I suggest that you mothers with kids still at home get together and form clothing swaps to bless each other.
Also, find free patterns on the internet.
Also, get working on those mending skills - this helps so much!
https://sewdifferent.co.uk/2-hour-top/ - here is a free pattern. Now I need more length so I could draw a line a couple of inches under the arms straight across and cut a piece of paper and add length where needed and then just tape on the paper.
To the cut line on each side….. You could also insert that fabric and yet another version you can make the back longer. So make your pattern what you want.
https://sewdifferent.co.uk/how-to-make-your-own-bias-binding/ and learn to make the bias trim.
http://www.awilson.co.uk/cherry-blossom-dress-without-a-pattern/ - good one to learn on.
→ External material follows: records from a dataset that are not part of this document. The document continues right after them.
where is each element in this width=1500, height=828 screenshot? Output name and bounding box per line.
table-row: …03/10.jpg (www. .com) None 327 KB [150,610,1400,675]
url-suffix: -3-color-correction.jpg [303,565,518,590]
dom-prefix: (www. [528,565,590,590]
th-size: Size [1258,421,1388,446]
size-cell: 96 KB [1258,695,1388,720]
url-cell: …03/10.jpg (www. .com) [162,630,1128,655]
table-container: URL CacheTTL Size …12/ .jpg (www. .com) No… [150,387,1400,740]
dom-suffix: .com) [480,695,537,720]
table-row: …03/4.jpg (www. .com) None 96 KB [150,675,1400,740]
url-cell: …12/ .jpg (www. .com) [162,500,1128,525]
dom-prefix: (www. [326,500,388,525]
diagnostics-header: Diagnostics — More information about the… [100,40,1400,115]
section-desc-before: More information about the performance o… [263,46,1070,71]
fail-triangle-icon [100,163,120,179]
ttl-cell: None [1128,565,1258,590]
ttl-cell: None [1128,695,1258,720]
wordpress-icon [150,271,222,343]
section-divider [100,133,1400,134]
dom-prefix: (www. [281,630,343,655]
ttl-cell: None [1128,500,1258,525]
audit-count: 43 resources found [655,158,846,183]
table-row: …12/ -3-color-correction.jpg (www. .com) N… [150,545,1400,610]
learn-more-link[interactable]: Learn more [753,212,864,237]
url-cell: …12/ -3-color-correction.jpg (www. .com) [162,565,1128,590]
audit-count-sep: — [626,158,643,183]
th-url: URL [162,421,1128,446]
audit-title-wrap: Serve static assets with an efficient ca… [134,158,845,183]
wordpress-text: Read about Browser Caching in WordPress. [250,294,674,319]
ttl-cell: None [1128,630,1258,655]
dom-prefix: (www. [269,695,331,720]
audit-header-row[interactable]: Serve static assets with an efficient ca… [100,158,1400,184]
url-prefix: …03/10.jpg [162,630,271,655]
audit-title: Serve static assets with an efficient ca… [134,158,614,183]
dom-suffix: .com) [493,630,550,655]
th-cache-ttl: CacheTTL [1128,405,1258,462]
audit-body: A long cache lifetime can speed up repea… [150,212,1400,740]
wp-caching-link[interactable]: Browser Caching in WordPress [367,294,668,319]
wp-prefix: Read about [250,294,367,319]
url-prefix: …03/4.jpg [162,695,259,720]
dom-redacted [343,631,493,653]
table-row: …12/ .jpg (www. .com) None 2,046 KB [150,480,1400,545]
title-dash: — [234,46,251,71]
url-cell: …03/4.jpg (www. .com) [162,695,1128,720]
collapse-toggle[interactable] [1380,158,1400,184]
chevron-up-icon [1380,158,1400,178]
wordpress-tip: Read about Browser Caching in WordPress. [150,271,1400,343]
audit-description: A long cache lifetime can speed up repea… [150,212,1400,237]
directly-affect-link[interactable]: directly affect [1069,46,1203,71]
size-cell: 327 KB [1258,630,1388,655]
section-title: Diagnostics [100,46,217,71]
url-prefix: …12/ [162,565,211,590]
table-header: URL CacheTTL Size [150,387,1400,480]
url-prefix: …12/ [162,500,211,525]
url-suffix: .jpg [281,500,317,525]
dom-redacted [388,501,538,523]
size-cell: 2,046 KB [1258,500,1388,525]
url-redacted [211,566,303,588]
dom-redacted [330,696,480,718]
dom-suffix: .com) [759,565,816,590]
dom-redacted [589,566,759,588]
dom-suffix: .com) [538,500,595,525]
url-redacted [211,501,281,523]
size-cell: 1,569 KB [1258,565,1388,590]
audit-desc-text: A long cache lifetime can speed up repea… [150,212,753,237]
http://thestitchingscientist.com/2015/05/how-to-make-a-simple-bag-in-5-minutes.html I plan to make this bag for gifts using fabric I have.
On to knitting...
http://tincanknits.com/pattern-SC-flaxlight.html - this is a great pattern for those who know how to knit.
This brings me to a project I am working on (pictured at the top). I have three binders so far. One is called "do it yourself." This will be recipes that are like an enchilada sauce recipe that I tried and liked a couple weeks ago. That will go in along with my taco seasoning mix and other things that I can do myself like BBQ sauce. So they are all together and I will save money making them myself.
Then I will make one binder that I will put the knitting swatches in that I learn.
The last binder I will do the same with sewing. In this blog post I have the bias binding site that I linked above, so I will make a swatch of that technique and put it in the binder for reference.
I know it sounds like busy work and yes, it kind of is, but I will be building three useful binders. You could add anything like crochet or whatever you are working on.
https://www.bing.com/videos/search?q=knitting+technique&view=detail&mid=5316AD7F0D1C4AE3D9CB5316AD7F0D1C4AE3D9CB&FORM=VIRE so do a little knitted swatch and put in the binder.
I feel that the time is now and not to put off until later to get things in and learned.
Keep putting in storage and supplies and learn skills to become more frugal. Make a binder on frugal ideas.